On 6 March 2023, we resolved a previously self-disclosed investigation by the SEC into certain contractual payments totalling US$10.5 million made to a consultant who had provided advisory services in 2011, relating to the Simandou project in the Republic of Guinea. Without admitting to or denying the SEC’s findings, Rio Tinto paid US$15 million civil penalty for violations of the books and records and internal controls provisions of the Foreign Corrupt Practices Act.
No provision has been recognised for other related investigations.
At 30 June 2023, the outcome of these matters remains uncertain, but they could ultimately result in a material financial impact. We believe these cases are unwarranted and will defend against the allegations vigorously. A dedicated Board committee continues to monitor the progress of these matters.
11. Commitments and contingencies (continued)
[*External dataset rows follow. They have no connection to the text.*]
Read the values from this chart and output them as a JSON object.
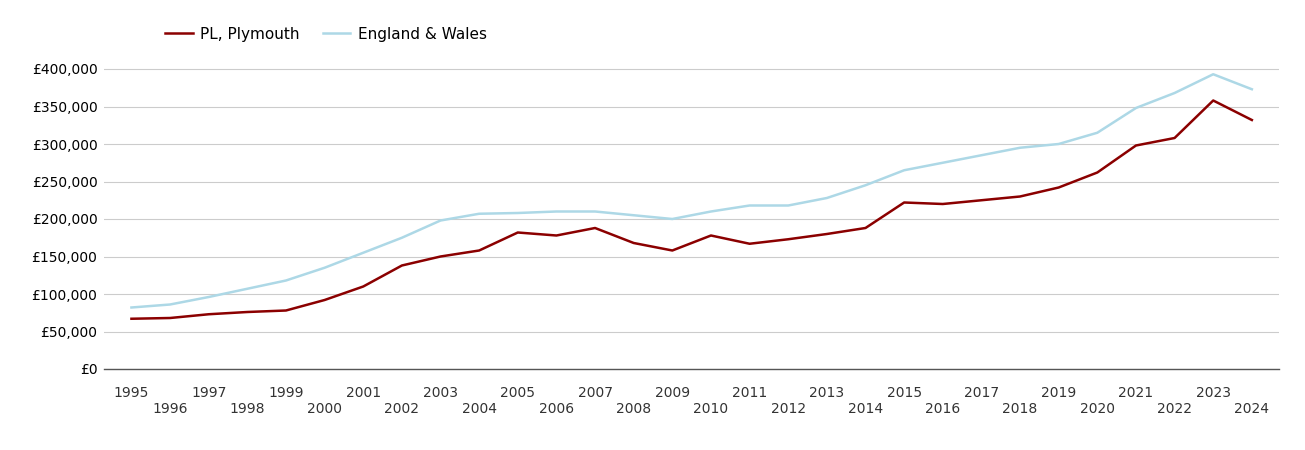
{
  "years": [
    1995,
    1996,
    1997,
    1998,
    1999,
    2000,
    2001,
    2002,
    2003,
    2004,
    2005,
    2006,
    2007,
    2008,
    2009,
    2010,
    2011,
    2012,
    2013,
    2014,
    2015,
    2016,
    2017,
    2018,
    2019,
    2020,
    2021,
    2022,
    2023,
    2024
  ],
  "plymouth": [
    67000,
    68000,
    73000,
    76000,
    78000,
    92000,
    110000,
    138000,
    150000,
    158000,
    182000,
    178000,
    188000,
    168000,
    158000,
    178000,
    167000,
    173000,
    180000,
    188000,
    222000,
    220000,
    225000,
    230000,
    242000,
    262000,
    298000,
    308000,
    358000,
    332000
  ],
  "england_wales": [
    82000,
    86000,
    96000,
    107000,
    118000,
    135000,
    155000,
    175000,
    198000,
    207000,
    208000,
    210000,
    210000,
    205000,
    200000,
    210000,
    218000,
    218000,
    228000,
    245000,
    265000,
    275000,
    285000,
    295000,
    300000,
    315000,
    348000,
    368000,
    393000,
    373000
  ],
  "plymouth_color": "#8B0000",
  "england_wales_color": "#ADD8E6",
  "background_color": "#ffffff",
  "grid_color": "#cccccc",
  "ylim": [
    0,
    420000
  ],
  "yticks": [
    0,
    50000,
    100000,
    150000,
    200000,
    250000,
    300000,
    350000,
    400000
  ],
  "ytick_labels": [
    "£0",
    "£50,000",
    "£100,000",
    "£150,000",
    "£200,000",
    "£250,000",
    "£300,000",
    "£350,000",
    "£400,000"
  ],
  "legend_labels": [
    "PL, Plymouth",
    "England & Wales"
  ],
  "line_width": 1.8,
  "x_odd_ticks": [
    1995,
    1997,
    1999,
    2001,
    2003,
    2005,
    2007,
    2009,
    2011,
    2013,
    2015,
    2017,
    2019,
    2021,
    2023
  ],
  "x_even_ticks": [
    1996,
    1998,
    2000,
    2002,
    2004,
    2006,
    2008,
    2010,
    2012,
    2014,
    2016,
    2018,
    2020,
    2022,
    2024
  ],
  "xlim": [
    1994.3,
    2024.7
  ]
}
Other contingent liabilities
We are modernising agreements with Traditional Owner groups in response to the Juukan Gorge incident. We have created provisions, within “Other provisions”, based on our best estimate of historical claims; however, the process is incomplete and it is possible that further claims could arise relating to past events.
Close-down and restoration provisions are not recognised for those operations that have no known restrictions on their lives as the date of closure cannot be reliably estimated. This applies primarily to our Canadian aluminium smelters, which are not dependent upon a specific orebody and have access to indefinite-lived power from owned hydro-power stations with water rights permitted by local governments. In these instances, a closure obligation may exist at the reporting date; however, due to the indefinite nature of asset lives it is not possible to arrive at a sufficiently reliable estimate for the purposes of recognising a provision. Close-down and restoration provisions are recognised at these operations for separately identifiable closure activities which can be reasonably estimated, such as the demolition and removal of fixed structures after a pre-determined period. Any contingent liability for these assets will crystallise into a closure provision if and when a decision is taken to cease operations.
Capital commitments at 30 June 2023
Capital commitments, excluding the Group's share of joint venture capital commitments, were US$3,743 million (31 December 2022: US$3,354 million). Our capital commitments include open purchase orders for managed operations and expenditure on major projects already authorised by our Investment Committee for non-managed operations. They do not include the estimated incremental capital expenditure relating to decarbonisation projects of US$7.5 billion between 2022 and 2030 unless otherwise contractually committed. On a legally enforceable basis, capital commitments would be approximately US$1.3 billion (31 December 2022: US$1.0 billion) as many of the contracts relating to the Group’s projects have various cancellation clauses.
The Group's share of joint venture capital commitments was US$13 million at 30 June 2023 (31 December 2022: US$15 million).